La lutte contre la violence sexuelle

La lutte contre la violence sexuelle doit se faire en partenariat avec les acteurs locaux

Publié le 12 décembre 2013 sur le site web du FCO (Foreign & Commonwealth Office)

Notre blogueuse-invitée, Julienne Lusenge, est une défenseure des droits humains travaillant pour l’éradication de la violence sexuelle et sexiste dans les zones déchirées par la guerre à Béni et  en Ituri en République Démocratique du Congo (RDC). Elle est présidente de l’ONG Solidarité féminine pour la Paix et le Développement Intégral (SOFEPADI), intervenant dans la promotion et la défence des droits des femmes et des enfants. Bien que menacée de mort suite à ses efforts pour obtenir justice et la restauration de la paix, elle et son ONG ne sont pas dissuadées de cette lutte. Elle a initié un Fonds pour les Femmes Congolaises qui alloue des subventions aux organisations travaillant à la base  dans la promotion des droits des femmes. Elle a reçu le premier Prix de Droits de l’Homme de l’ambassade de France et a été décorée Chevalier de la Légion d’Honneur de la République Française.

J’ai eu le privilège de participer, le 13 novembre 2013 à Londres, à la conférence Internationale sur  la violence à l’égard des femmes et des filles en situation d’urgence. Cette conférence était organisée par le Département britannique pour le Développement International (Department for International Development – DFID) sous le thème « Keep Her Safe » « Protégeons-la ».

Cette conférence est une première  qui a rassemblé une vingtaine des chefs d’Etats et des Gouvernements ainsi qu’un nombre important d’acteurs humanitaires tels que des ONG internationales, des organisations de la société civile et des Agences des Nation Unies.  L’un des points saillants de la conférence avait consisté en la reconnaissance par les participants que la sécurité des filles et des femmes devra désormais constituer une priorité de toutes les agences humanitaires au même titre que d’autres interventions essentielles telles que nourriture, eau et abri.

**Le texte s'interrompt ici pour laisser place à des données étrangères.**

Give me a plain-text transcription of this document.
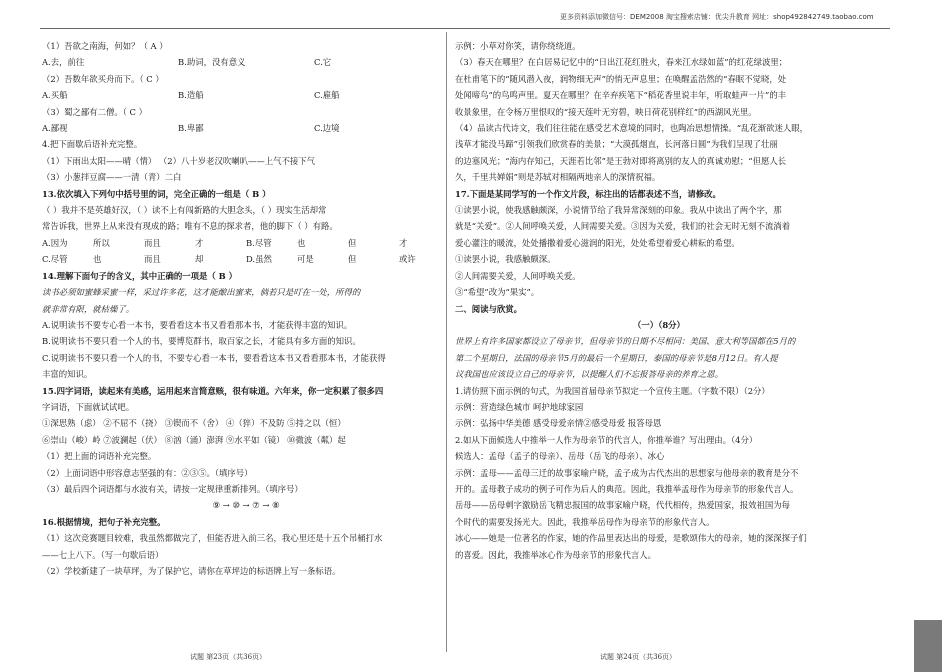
更多资料添加微信号：DEM2008 淘宝搜索店铺：优尖升教育 网址：shop492842749.taobao.com
（1）吾欲之南海，何如？（ A ）
A.去，前往	B.助词，没有意义	C.它
（2）吾数年欲买舟而下。（ C ）
A.买船	B.造船	C.雇船
（3）蜀之鄙有二僧。（ C ）
A.鄙视	B.卑鄙	C.边境
4.把下面歇后语补充完整。
（1）下雨出太阳——晴（情） （2）八十岁老汉吹喇叭——上气不接下气
（3）小葱拌豆腐——一清（青）二白
13.依次填入下列句中括号里的词，完全正确的一组是（ B ）
（ ）我并不是英雄好汉，（ ）读不上有闯新路的大胆念头，（ ）现实生活却常
常告诉我，世界上从来没有现成的路；唯有不息的探求者，他的脚下（ ）有路。
A.因为	所以	而且	才	B.尽管	也	但	才
C.尽管	也	而且	却	D.虽然	可是	但	或许
14.理解下面句子的含义，其中正确的一项是（ B ）
读书必须如蜜蜂采蜜一样，采过许多花，这才能酿出蜜来，倘若只是叮在一处，所得的
就非常有限，就枯燥了。
A.说明读书不要专心看一本书，要看看这本书又看看那本书，才能获得丰富的知识。
B.说明读书不要只看一个人的书，要博览群书，取百家之长，才能具有多方面的知识。
C.说明读书不要只看一个人的书，不要专心看一本书，要看看这本书又看看那本书，才能获得
丰富的知识。
15.四字词语，读起来有美感，运用起来言简意赅，很有味道。六年来，你一定积累了很多四
字词语，下面就试试吧。
①深思熟（虑） ②不屈不（挠） ③锲而不（舍） ④（猝）不及防 ⑤持之以（恒）
⑥崇山（峻）岭 ⑦波澜起（伏） ⑧汹（涌）澎湃 ⑨水平如（镜） ⑩微波（粼）起
（1）把上面的词语补充完整。
（2）上面词语中形容意志坚强的有：②③⑤。（填序号）
（3）最后四个词语都与水波有关，请按一定规律重新排列。（填序号）
⑨ → ⑩ → ⑦ → ⑧
16.根据情境，把句子补充完整。
（1）这次竞赛题目较难，我虽然都做完了，但能否进入前三名，我心里还是十五个吊桶打水
——七上八下。（写一句歇后语）
（2）学校新建了一块草坪，为了保护它，请你在草坪边的标语牌上写一条标语。
示例：小草对你笑，请你绕绕道。
（3）春天在哪里？在白居易记忆中的“日出江花红胜火，春来江水绿如蓝”的红花绿波里；
在杜甫笔下的“随风潜入夜，润物细无声”的悄无声息里；在唤醒孟浩然的“春眠不觉晓，处
处闻啼鸟”的鸟鸣声里。夏天在哪里？在辛弃疾笔下“稻花香里说丰年，听取蛙声一片”的丰
收景象里，在令杨万里恨叹的“接天莲叶无穷碧，映日荷花别样红”的西湖风光里。
（4）品读古代诗文，我们往往能在感受艺术意境的同时，也陶冶思想情操。“乱花渐欲迷人眼，
浅草才能没马蹄”引领我们欣赏春的美景；“大漠孤烟直，长河落日圆”为我们呈现了壮丽
的边塞风光；“海内存知己，天涯若比邻”是王勃对即将离别的友人的真诚劝慰；“但愿人长
久，千里共婵娟”则是苏轼对相隔两地亲人的深情祝福。
17.下面是某同学写的一个作文片段，标注出的话都表述不当，请修改。
①读罢小说，使我感触颇深，小说情节给了我异常深刻的印象。我从中读出了两个字，那
就是“关爱”。②人间呼唤关爱，人间需要关爱。③因为关爱，我们的社会无时无刻不流淌着
爱心灌注的暖流，处处播撒着爱心滋润的阳光，处处希望着爱心耕耘的希望。
①读罢小说，我感触颇深。
②人间需要关爱，人间呼唤关爱。
③“希望”改为“果实”。
二、阅读与欣赏。
（一）（8分）
世界上有许多国家都设立了母亲节，但母亲节的日期不尽相同：美国、意大利等国都在5月的
第二个星期日，法国的母亲节5月的最后一个星期日，泰国的母亲节是8月12日。有人提
议我国也应该设立自己的母亲节，以提醒人们不忘报答母亲的养育之恩。
1.请仿照下面示例的句式，为我国首届母亲节拟定一个宣传主题。（字数不限）（2分）
示例：营造绿色城市 呵护地球家园
示例：弘扬中华美德 感受母爱亲情②感受母爱 报答母恩
2.如从下面候选人中推举一人作为母亲节的代言人，你推举谁？写出理由。（4分）
候选人：孟母（孟子的母亲）、岳母（岳飞的母亲）、冰心
示例：孟母——孟母三迁的故事家喻户晓，孟子成为古代杰出的思想家与他母亲的教育是分不
开的。孟母教子成功的例子可作为后人的典范。因此，我推举孟母作为母亲节的形象代言人。
岳母——岳母刺字激励岳飞精忠报国的故事家喻户晓，代代相传，热爱国家，报效祖国为每
个时代的需要发扬光大。因此，我推举岳母作为母亲节的形象代言人。
冰心——她是一位著名的作家，她的作品里表达出的母爱，是歌颂伟大的母亲，她的深深探子们
的喜爱。因此，我推举冰心作为母亲节的形象代言人。
试题 第23页（共36页）	试题 第24页（共36页）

Réunir autant d’Autorités et de décideurs pour discuter de la question des violences sexuelles est une avancée significative pour les femmes et les filles. Car la question des violences sexuelles et de violences basées sur le genre est restée  pendant longtemps un tabou.

Par ailleurs, pendant toutes ces années de guerre, la RDC a vu s’affronter des dizaines des groupes armés et a subi différentes implications des conflits des pays voisins. Ces guerres ont eu des conséquences énormes sur les femmes, les enfants et les jeunes filles.

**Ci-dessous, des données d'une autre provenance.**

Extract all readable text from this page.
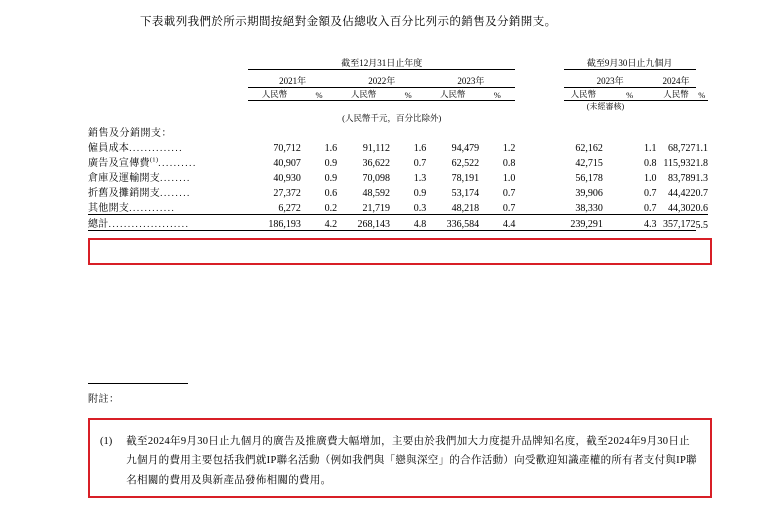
下表載列我們於所示期間按絕對金額及佔總收入百分比列示的銷售及分銷開支。
	截至12月31日止年度							截至9月30日止九個月			

	2021年		2022年		2023年			2023年		2024年	
	人民幣	%	人民幣	%	人民幣	%		人民幣	%	人民幣	%
							(未經審核)				
(人民幣千元，百分比除外)											
銷售及分銷開支：											
僱員成本..............	70,712	1.6	91,112	1.6	94,479	1.2		62,162	1.1	68,727	1.1
廣告及宣傳費$^{(1)}$..........	40,907	0.9	36,622	0.7	62,522	0.8		42,715	0.8	115,932	1.8
倉庫及運輸開支........	40,930	0.9	70,098	1.3	78,191	1.0		56,178	1.0	83,789	1.3
折舊及攤銷開支........	27,372	0.6	48,592	0.9	53,174	0.7		39,906	0.7	44,422	0.7
其他開支............	6,272	0.2	21,719	0.3	48,218	0.7		38,330	0.7	44,302	0.6
總計.....................	186,193	4.2	268,143	4.8	336,584	4.4		239,291	4.3	357,172	5.5

附註：
(1) 截至2024年9月30日止九個月的廣告及推廣費大幅增加，主要由於我們加大力度提升品牌知名度，截至2024年9月30日止九個月的費用主要包括我們就IP聯名活動（例如我們與「戀與深空」的合作活動）向受歡迎知識產權的所有者支付與IP聯名相關的費用及與新產品發佈相關的費用。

Pour s’en convaincre, les statistiques collectées par SOFEPADI renseignent que de 2010 jusqu’à la fin 2012, 2227 nouveaux cas de violences sexuelles ont été documentés en territoire et ville de Beni et en Ituri. L’âge des victimes identifiées varie entre 2 ans et 80 ans. Il se constate que la tranche d’âge des victimes les plus touchées par les violences sexuelles varie entre 11 et 24 ans et représente plus de 52 % des cas de violences sexuelles.

Sur la même période, un total 2992 agresseurs ont été répertoriés dont 1786 civils (soit 59%); 759 hommes en uniformes (26%) (L’armée régulière, la Police Nationale Congolaise, les Gardes Parcs, ADF/NALU…) et enfin 447 miliciens (soit 15%).

En matière de soins, sur 2227 victimes identifiées, 1257 ont été soignées avant 72 heures soit 57% et 970 après 72 heures soit 43%. Bien que limitées aux territoire et ville de Beni et Ituri, ces statistiques sont le reflet du phénomène généralisé des violences sexuelles qui sévit dans les zones de conflit ou autrefois en conflit en RDC.

L’utilisation du viol comme arme de guerre s’est traduite par la normalisation du viol, érodant toutes les limites ou contraintes sociales contre la violence sexuelle, aggravant ainsi le phénomène de violences sexuelles et augmentant le phénomène de violences basées sur le genre et ses conséquences pour les femmes.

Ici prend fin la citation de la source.